DADA has formed a partner by design relationship with Adobe Systems Inc. This connection provides us with software and hardware to help in our education environment. It also involves an Adobe scholar whereby a Hench-DADA student is trained in the latest technology and brings this back to the classroom where he/she can assist fellow students in understanding the latest techniques and mentor in a flexible learning environment.

CTAN 579 Expanded Animation has for the past five years utilized the Adobe software as part of the creative structuring process for making short animated/digital films in the class. Last year Adobe wrote an article about the class and published the content on their website as a way to encourage other universities and programs to develop new pedagogical approaches for utilizing digital media.

Performance at the Getty (with the Slavic Languages Department)

Two Hench-DADA students Matt Clausen and Geer DuBois collaborated with Professor John Bowlt of the Slavic Studies department at USC to create an interactive animated sequence that was installed at the Getty research institute as part of a live performance/play entitled 'The Chant of the Universal Flowering'.

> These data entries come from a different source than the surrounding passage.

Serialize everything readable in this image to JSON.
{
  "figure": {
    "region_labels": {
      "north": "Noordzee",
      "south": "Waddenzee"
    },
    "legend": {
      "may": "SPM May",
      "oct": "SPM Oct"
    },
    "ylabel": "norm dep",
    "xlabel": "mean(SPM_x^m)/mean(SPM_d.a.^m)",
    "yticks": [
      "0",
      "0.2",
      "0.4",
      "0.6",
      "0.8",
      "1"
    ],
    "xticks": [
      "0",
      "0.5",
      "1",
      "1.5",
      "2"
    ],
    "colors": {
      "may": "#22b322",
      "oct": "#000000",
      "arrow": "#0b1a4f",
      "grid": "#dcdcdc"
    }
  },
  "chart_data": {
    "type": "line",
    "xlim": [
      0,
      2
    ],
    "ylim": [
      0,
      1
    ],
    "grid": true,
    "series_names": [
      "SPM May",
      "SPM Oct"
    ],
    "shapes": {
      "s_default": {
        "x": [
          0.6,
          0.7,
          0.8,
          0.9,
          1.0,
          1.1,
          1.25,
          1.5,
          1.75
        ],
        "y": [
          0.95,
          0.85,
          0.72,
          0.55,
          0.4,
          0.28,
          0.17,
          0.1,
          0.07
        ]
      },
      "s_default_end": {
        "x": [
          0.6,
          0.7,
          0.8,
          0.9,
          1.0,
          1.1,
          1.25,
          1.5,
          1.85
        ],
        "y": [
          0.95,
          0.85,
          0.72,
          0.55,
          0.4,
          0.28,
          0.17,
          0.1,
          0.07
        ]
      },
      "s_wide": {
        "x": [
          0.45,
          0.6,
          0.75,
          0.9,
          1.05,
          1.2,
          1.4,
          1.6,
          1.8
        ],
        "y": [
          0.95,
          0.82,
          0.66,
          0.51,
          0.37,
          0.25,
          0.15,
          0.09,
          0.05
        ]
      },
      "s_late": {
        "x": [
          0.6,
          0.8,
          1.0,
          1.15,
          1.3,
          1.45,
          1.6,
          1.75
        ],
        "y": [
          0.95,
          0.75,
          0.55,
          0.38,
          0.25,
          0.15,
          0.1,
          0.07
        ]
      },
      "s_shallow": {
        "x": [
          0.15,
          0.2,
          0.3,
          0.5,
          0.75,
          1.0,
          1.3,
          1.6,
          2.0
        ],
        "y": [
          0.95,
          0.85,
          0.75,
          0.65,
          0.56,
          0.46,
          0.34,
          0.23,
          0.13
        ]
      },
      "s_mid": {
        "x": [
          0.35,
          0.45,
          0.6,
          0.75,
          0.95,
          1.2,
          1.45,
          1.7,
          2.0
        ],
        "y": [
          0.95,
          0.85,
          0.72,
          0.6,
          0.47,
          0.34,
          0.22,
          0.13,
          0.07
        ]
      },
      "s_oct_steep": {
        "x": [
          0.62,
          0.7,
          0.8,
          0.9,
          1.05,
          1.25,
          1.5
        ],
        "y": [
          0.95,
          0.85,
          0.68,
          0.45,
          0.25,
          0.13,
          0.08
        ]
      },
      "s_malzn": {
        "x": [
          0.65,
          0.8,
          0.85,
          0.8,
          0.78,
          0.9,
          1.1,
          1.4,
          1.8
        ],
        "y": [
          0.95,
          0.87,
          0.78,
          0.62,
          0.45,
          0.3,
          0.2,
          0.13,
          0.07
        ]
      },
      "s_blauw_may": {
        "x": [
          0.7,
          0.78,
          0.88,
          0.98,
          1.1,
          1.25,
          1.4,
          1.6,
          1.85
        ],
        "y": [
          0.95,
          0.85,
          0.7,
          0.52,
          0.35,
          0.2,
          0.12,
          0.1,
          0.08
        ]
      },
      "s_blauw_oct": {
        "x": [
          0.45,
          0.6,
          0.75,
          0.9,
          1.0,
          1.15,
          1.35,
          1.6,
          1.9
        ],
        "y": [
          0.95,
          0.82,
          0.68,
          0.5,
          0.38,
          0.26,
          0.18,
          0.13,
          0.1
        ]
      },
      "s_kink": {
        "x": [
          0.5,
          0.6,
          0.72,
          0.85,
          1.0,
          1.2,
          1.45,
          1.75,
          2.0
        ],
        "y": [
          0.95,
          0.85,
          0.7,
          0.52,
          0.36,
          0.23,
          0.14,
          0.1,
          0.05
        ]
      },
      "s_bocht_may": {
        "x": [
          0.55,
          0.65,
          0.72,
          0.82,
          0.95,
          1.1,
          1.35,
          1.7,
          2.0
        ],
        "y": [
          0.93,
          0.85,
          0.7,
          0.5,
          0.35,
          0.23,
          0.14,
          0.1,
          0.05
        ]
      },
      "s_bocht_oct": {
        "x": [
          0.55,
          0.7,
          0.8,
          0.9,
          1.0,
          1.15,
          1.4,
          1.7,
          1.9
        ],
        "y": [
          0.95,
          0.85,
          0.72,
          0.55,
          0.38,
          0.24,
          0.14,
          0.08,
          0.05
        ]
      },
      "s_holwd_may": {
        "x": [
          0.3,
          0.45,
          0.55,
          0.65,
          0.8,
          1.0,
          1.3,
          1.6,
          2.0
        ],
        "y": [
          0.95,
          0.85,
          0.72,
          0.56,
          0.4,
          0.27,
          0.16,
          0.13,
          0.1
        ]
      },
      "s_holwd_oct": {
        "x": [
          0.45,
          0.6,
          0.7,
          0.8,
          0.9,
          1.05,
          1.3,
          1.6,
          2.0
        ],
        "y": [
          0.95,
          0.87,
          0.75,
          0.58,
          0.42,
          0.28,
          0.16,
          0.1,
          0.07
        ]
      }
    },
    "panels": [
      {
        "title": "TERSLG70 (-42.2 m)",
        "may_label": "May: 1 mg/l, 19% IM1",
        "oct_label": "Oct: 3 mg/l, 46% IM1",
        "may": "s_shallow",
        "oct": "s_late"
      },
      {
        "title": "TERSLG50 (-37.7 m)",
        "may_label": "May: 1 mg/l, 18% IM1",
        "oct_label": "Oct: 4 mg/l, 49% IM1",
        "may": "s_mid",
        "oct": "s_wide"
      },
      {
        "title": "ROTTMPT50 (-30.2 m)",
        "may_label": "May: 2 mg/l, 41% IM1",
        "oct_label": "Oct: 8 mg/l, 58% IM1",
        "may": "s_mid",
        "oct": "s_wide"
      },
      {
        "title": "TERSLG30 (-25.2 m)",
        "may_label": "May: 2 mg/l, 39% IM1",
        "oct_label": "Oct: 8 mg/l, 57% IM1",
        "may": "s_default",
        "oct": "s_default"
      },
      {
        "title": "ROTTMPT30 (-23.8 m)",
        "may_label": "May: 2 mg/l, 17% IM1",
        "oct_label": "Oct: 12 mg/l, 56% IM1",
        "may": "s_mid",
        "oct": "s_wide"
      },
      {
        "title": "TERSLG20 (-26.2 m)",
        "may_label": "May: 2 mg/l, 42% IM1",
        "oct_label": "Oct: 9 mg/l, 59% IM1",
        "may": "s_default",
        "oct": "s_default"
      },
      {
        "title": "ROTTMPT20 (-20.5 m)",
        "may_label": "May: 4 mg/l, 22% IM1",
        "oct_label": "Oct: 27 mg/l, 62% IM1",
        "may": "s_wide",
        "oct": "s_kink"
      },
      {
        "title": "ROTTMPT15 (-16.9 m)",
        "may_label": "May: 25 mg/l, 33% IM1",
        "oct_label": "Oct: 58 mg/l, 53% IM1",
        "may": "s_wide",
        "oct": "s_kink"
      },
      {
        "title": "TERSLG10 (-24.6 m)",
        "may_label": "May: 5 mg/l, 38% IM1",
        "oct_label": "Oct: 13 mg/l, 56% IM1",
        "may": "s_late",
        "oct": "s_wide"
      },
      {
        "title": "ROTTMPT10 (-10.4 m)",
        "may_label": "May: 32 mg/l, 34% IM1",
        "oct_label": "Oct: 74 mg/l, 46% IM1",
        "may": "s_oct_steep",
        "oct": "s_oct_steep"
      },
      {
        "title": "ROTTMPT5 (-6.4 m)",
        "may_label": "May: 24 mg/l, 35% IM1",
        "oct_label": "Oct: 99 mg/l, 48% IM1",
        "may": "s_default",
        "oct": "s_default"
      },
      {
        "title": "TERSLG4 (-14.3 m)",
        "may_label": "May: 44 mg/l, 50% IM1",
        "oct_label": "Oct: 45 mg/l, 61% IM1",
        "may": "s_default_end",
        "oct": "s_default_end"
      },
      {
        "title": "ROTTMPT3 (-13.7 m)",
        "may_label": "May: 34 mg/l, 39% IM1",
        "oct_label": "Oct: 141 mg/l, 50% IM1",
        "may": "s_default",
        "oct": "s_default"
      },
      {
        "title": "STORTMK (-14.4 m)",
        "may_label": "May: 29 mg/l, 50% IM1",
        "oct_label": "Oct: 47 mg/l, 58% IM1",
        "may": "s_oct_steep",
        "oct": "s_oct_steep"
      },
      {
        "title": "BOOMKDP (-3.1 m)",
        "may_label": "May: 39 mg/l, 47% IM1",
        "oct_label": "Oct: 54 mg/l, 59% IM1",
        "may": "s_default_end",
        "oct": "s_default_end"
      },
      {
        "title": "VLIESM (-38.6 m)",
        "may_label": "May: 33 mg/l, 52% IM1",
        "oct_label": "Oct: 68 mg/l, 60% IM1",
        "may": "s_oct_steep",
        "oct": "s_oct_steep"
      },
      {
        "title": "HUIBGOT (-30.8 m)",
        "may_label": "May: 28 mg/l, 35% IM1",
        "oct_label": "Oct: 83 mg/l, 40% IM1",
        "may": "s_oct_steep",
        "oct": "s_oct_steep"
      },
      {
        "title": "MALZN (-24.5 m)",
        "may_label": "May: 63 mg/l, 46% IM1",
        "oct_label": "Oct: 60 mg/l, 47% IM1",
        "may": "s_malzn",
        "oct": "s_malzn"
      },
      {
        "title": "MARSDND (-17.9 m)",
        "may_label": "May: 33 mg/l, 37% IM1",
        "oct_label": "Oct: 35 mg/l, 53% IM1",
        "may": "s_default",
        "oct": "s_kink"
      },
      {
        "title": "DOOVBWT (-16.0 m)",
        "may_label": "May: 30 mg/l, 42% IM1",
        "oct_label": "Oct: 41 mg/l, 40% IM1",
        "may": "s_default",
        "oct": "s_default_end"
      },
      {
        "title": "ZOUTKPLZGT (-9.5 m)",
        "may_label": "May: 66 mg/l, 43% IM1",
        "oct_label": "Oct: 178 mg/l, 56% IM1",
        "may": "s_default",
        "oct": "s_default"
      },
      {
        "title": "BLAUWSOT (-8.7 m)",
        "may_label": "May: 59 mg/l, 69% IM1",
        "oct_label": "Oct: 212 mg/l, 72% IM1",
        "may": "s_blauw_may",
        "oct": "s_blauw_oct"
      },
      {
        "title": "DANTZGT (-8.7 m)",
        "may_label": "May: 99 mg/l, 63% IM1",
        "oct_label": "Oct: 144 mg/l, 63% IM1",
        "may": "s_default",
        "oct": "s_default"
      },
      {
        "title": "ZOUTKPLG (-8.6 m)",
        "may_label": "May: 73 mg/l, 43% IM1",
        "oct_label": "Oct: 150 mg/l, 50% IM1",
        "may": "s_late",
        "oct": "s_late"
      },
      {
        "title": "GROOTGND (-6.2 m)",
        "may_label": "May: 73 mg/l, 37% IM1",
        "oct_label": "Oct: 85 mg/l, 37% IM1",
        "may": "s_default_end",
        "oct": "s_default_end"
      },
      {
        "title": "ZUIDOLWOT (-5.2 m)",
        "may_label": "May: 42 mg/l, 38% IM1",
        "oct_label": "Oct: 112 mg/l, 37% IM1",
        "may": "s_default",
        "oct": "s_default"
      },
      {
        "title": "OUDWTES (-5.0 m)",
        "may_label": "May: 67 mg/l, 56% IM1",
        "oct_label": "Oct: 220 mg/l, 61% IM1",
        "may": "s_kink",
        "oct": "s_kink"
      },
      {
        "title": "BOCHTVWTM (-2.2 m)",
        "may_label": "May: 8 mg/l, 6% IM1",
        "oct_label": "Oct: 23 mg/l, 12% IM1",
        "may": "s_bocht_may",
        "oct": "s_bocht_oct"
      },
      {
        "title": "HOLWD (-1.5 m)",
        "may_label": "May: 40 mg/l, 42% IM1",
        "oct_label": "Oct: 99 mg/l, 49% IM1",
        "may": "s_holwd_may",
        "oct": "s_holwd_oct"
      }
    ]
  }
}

Faculty research in progress

  • Professor Panushka
    Newtown Arts Initiative
    "Spoken Word"
  • Professor Kathy Smith
    Individual Zumberge Research Grant Award

Documentary Animation initiatives

(Currently in progress)

Corrie Francis Hench-DADA thesis students is currently working under a Fulbright Scholarship and a Harvey Fellows Scholarship in collaboration with the University of Auckland to develop her animation about the communities in rural New Zealand and their spiritual relationship to the landscape. Corrie lived and worked for a year on location in New Zealand to research this work in progress.

Corrie's animation has its foundation in drawing and painting and she views the computer as another visual tool to enhance these techniques without dominating them. Her current thematic interests include the integration of digital imagery and traditional artwork and the different ways people experience the outdoors.